Mr. Trump was going to get his own say later in the night Tuesday when the top-tier candidates took to the stage.
But he had one semi-defender in former Sen. Rick Santorum, who said while he didn’t think Mr. Trump’s proposal was the right one, the heart behind the sentiment is clear.
“What Donald Trump was saying was nothing against Muslims. His comment was against this admin that doesn’t have a policy to properly vet people coming into this country,” Mr. Santorum said.
The four candidates in the undercard debate — former Arkansas Gov. Mike Huckabee joined Mr. Santorum, Mr. Graham and Mr. Pataki — all called for the U.S. to step up its surveillance of Muslim mosques.
“If Islam is as wonderful and peaceful as its adherents say, shouldn’t they all be begging us to come and listen to these sermons?” said Mr. Huckabee, who was a Baptist preacher before his life in politics and said anyone would have been welcome to come into his church to hear services.

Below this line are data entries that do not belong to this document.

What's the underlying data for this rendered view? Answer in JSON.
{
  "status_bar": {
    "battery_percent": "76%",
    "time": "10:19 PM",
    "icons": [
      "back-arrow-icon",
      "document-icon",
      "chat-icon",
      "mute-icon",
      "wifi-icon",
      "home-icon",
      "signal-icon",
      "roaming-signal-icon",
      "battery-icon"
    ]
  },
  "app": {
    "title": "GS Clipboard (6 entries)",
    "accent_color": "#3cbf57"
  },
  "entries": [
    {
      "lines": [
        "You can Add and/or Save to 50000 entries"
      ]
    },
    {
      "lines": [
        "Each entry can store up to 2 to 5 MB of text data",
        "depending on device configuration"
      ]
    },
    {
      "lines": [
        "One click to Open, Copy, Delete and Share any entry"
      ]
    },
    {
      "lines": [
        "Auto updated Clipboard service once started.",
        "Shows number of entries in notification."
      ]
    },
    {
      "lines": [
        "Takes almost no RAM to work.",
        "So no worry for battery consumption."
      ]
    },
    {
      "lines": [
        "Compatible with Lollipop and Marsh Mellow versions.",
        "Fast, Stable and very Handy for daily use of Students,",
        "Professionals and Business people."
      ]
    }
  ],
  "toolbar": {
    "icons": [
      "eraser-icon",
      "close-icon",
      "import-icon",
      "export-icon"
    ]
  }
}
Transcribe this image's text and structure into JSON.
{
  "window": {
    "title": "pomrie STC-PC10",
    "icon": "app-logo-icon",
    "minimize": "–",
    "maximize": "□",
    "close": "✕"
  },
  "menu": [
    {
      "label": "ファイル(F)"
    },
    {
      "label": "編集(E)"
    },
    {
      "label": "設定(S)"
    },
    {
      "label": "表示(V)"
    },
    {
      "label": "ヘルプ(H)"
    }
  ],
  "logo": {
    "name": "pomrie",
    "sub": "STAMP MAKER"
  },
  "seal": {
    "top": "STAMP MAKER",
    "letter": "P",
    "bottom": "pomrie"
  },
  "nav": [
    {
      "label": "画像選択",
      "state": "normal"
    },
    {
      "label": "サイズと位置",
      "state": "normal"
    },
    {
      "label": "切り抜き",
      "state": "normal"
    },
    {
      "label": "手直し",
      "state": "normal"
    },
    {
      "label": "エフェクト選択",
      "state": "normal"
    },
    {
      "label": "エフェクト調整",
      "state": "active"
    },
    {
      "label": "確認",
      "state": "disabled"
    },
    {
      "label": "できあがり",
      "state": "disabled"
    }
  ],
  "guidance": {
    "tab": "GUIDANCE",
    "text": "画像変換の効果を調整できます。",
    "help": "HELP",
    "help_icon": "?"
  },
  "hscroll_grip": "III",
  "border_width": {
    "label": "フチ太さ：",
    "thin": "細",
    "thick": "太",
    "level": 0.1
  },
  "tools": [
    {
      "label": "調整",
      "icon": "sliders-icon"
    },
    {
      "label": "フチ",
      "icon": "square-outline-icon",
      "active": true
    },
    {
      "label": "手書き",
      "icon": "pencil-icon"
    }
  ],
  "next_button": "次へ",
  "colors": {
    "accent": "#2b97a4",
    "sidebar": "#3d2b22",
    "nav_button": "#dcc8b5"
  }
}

Several of the candidates said they would lead the push for a law to give investigators a back-door way to peek at encrypted messages, and would demand tech companies enlist in the battle to weed radical ideology from online.
“The last thing you’re going to hear if I become president is ’You have the right to remain silent,’” Mr. Graham said.
Former Secretary of State Hillary Clinton, the Democrats’ likely nominee in next year’s elections, delivered her own plans for combating the threat of an attack in the U.S. in a speech Tuesday where she also piled on Mr. Trump and Sen. Ted Cruz, a Texas Republican who said the answer to defeating the Islamic State was a stiffer bombing campaign.
“Promising to carpet bomb until the desert glows doesn’t make you sound strong, it makes you sound like you’re in over your head,” she said in a speech at the University of Minnesota.
She said Americans cannot give in to fear, and said Republican rhetoric about Muslims makes it tougher to organize the kind of anti-Islamic State coalition all sides agree is needed to win and maintain territory from the terrorists.
“Demonizing Muslims also feeds a narrative that jihadists use to recruit new followers around the world, that the United States is at war with Islam,” she said. “This is not a clash of civilizations. It’s a clash between civilization and barbarism and that’s how it must be seen and fought.”